Traders Magazine Online News, May 23, 2017

John D'Antona Jr.

If one were to look only at the surface of what has taken place since the Trump Administration has assumed office, there is a lot of activity, controversy and coverage of events large and small. What would seemingly be missing is any clear path to a program of movement on the policy front.

But is what's on the surface indicative of no policy or program direction in financial services?

Unlike other industries, there were significant pieces of draft legislation in financial services which the new administration could work with starting on Day One. A deeper dive into the Administration's actions taken over the last several weeks indicates movement, if not a defined policy on a legislative or regulatory program. Any one of the current discussions is enough to have a significant impact on banks and brokerages, but taken together, if adopted will mean a restructuring of financial serves not seen in decades.

Community Banks

On May 1, the President met with community banking vowing a rollback on the regulatory burdens of Dodd-Frank. Among other proposals, the idea of a two-tier regulatory system - one for large banks and another for small banks was floated. Citadel's CEO Ken Griffin supports such a move, taking the view that banking is neither innovative nor competitive enough. Additionally, the "too big to fail" bailouts for banks will go away.

While provisions of Dodd-Frank will be modified, a wholesale repeal of the law is unlikely. What is more likely is a reduction or dimming of the reach and scale of Dodd Frank. Senate Majority Leader Mitch McConnell (R-KY) envisions movement in regulation by the Administration in its review of Dodd-Frank implementation rather than a legislative overhaul. Yet, it turns out the difficulty for Democrats is not the two-tier bank idea, but the proposed elimination of the Volker Rule and the Consumer Financial Protection Bureau[1]
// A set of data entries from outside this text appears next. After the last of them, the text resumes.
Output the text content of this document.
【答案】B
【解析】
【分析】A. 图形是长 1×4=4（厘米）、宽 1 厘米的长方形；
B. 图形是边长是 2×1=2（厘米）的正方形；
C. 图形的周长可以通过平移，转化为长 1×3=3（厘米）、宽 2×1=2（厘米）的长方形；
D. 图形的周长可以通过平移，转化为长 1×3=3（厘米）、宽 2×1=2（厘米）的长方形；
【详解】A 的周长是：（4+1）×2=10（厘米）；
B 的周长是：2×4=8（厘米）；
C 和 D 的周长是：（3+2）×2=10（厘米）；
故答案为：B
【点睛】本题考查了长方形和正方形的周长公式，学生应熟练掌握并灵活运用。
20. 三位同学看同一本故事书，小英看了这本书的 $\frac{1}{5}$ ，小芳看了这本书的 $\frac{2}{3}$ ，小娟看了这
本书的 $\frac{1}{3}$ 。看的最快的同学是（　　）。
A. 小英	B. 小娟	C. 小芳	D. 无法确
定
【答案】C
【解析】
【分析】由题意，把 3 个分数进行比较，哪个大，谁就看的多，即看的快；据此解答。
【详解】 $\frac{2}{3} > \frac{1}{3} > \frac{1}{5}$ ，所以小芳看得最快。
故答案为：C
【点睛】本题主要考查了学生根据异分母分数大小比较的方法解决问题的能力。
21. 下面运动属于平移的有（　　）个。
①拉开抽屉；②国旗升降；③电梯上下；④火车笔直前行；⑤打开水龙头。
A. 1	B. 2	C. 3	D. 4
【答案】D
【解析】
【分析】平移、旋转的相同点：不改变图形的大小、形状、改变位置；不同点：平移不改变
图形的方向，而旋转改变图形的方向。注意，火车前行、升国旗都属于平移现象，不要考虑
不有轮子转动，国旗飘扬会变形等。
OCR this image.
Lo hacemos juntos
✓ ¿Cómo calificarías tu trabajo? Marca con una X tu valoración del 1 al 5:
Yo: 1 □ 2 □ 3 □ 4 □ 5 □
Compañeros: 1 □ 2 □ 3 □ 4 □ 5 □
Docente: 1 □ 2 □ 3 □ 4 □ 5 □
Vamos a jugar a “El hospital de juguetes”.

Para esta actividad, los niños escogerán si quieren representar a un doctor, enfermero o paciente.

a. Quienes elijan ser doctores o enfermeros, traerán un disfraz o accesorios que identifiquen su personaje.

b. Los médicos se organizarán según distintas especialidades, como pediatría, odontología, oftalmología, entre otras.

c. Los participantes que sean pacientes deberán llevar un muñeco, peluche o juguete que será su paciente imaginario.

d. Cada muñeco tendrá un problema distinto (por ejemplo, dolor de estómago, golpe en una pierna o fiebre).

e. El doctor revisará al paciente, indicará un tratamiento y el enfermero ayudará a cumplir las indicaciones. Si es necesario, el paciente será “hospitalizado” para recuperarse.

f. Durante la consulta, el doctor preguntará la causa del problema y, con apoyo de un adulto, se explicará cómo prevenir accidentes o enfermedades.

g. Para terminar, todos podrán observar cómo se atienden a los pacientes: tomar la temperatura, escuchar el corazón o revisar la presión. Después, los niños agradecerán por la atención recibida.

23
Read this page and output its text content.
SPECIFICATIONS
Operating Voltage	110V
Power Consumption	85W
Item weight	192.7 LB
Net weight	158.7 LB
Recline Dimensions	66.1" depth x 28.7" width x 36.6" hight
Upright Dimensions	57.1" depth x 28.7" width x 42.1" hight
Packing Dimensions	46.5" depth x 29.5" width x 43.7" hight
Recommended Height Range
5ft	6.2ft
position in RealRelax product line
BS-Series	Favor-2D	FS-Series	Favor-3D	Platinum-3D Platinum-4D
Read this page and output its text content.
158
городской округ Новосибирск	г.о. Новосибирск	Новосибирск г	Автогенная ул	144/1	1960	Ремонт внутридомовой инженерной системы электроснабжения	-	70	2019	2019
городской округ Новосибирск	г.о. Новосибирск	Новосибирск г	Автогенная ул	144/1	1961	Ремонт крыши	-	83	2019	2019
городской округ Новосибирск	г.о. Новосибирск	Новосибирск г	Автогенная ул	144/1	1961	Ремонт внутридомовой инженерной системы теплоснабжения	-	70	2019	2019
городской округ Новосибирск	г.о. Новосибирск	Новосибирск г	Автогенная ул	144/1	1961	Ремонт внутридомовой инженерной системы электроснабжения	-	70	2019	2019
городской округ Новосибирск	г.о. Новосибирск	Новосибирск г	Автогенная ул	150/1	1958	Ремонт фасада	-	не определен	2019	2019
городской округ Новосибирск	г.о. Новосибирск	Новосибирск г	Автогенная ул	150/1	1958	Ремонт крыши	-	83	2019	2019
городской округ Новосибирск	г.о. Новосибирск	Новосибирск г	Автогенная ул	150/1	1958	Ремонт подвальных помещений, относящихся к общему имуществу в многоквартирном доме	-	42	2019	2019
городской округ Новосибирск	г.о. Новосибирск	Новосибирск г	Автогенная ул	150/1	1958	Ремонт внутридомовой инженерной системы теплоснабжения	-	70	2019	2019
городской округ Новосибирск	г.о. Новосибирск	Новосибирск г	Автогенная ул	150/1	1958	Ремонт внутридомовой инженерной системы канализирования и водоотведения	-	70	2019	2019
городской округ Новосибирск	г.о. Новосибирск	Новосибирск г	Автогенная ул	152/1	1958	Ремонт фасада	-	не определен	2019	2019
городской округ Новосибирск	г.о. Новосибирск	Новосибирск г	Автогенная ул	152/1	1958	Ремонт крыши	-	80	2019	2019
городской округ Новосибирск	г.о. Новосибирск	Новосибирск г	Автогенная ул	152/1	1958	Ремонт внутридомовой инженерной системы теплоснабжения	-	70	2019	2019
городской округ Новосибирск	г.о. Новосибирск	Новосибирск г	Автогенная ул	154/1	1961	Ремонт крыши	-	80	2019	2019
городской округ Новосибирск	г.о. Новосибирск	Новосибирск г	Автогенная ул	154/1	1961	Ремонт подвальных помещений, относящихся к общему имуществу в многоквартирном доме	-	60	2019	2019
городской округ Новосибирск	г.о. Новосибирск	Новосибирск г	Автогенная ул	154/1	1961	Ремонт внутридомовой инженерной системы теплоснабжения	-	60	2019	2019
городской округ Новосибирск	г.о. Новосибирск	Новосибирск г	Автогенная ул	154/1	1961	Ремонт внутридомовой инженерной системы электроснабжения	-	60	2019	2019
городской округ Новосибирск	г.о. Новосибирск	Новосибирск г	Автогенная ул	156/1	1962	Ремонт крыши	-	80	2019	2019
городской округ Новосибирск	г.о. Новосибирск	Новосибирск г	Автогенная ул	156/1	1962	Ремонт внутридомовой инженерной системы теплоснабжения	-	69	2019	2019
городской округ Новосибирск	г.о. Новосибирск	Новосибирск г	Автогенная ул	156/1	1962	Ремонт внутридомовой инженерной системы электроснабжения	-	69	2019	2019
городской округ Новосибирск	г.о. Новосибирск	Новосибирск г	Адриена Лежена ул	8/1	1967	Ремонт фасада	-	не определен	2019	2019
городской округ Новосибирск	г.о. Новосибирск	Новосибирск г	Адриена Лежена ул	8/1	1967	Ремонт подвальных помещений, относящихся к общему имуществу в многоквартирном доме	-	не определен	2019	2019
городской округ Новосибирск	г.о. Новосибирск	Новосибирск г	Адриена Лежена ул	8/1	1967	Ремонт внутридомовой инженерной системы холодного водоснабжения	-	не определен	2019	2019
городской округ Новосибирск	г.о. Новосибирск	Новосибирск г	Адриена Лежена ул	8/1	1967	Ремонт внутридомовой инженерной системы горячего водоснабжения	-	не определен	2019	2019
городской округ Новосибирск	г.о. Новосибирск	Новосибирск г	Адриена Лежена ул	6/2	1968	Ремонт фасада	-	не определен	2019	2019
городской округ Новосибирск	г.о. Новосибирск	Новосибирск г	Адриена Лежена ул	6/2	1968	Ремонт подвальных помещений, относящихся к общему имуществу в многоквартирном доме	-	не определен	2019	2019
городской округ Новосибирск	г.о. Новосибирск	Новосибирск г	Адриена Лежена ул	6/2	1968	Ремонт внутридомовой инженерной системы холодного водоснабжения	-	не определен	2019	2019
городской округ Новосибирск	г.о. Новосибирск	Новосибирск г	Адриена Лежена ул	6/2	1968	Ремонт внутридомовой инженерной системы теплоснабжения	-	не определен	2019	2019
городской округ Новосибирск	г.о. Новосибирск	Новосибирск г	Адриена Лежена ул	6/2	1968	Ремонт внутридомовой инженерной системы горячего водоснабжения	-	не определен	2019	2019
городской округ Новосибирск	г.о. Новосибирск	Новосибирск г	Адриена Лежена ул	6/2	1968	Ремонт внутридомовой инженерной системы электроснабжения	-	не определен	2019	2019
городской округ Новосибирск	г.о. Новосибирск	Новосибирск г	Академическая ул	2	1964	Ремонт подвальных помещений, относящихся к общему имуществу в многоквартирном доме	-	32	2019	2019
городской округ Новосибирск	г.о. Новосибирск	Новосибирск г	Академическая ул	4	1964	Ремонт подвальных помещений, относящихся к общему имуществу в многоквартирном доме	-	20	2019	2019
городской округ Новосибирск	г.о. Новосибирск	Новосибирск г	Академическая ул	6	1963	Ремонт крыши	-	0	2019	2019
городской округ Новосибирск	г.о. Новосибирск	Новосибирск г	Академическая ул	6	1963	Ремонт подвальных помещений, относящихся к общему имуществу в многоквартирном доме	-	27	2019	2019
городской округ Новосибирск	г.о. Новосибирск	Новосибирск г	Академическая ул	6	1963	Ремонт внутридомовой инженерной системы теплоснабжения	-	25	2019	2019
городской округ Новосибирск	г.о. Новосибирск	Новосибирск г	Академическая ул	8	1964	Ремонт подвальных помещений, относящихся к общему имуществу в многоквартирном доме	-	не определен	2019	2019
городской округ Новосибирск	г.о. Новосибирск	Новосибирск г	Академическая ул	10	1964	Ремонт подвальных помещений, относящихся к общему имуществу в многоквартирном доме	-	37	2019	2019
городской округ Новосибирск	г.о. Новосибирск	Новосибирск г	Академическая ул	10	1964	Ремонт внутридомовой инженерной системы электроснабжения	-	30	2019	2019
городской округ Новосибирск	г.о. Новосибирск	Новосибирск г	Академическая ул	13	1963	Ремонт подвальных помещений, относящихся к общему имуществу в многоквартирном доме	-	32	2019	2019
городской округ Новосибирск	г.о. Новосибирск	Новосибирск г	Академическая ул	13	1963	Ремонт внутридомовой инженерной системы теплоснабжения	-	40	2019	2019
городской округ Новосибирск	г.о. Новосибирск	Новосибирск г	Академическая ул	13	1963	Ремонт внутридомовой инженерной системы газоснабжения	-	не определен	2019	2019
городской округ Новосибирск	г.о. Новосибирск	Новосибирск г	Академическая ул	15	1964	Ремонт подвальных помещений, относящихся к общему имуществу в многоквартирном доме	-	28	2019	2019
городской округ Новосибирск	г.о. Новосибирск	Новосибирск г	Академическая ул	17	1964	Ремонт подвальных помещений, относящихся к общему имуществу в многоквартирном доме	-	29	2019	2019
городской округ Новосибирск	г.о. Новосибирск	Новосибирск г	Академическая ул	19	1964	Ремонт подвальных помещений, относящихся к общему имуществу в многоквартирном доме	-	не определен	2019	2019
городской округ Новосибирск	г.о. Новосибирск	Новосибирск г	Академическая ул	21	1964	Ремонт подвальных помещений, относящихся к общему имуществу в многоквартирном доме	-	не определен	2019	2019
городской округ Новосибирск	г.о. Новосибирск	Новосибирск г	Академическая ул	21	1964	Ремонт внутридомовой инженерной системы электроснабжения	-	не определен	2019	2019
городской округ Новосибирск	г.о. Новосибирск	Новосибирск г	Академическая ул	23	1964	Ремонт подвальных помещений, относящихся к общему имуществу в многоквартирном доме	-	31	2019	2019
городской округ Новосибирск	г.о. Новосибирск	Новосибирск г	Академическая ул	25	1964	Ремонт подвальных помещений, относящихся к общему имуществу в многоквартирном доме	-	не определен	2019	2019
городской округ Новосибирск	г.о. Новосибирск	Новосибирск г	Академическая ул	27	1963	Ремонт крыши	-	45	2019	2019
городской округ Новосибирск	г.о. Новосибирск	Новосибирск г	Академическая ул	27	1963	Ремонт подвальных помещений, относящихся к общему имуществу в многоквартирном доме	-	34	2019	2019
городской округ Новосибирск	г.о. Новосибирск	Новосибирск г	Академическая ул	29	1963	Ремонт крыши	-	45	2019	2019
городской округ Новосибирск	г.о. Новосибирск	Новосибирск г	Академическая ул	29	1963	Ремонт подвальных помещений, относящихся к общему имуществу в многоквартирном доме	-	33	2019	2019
The "too big to fail approach" is also part of a second recent development. The revised version of the Financial Choice Act[2], which eliminates large parts of Dodd-Frank, was voted on and passed through the House Financial Services Committee on May 4th. It is expected to be voted on by the full House of Representatives shortly. Should it pass a full House vote, it will then be up to the Senate Banking to decide if it wants to pick up the bill for further advancement. As with other House initiatives, as noted above, should Senator Mike Crapo, Chairman of the Banking Committee (R-ID) take it up, there will most likely be significant changes in the Senate.[3] This is borne out by industry opposition already weighing in on reform, with the CII and 53 institutions writing to oppose perceived anti-shareholder provisions.[4]

Capital Formation 

That said, there are ideas in the area of capital formation that do have bipartisan support and therefore could possibly advance to a Senate companion bill. These include; exchange parity for IPOs, an expansion on the existing "testing the waters" privileges afforded to only those companies who are considered "emerging growth" and more.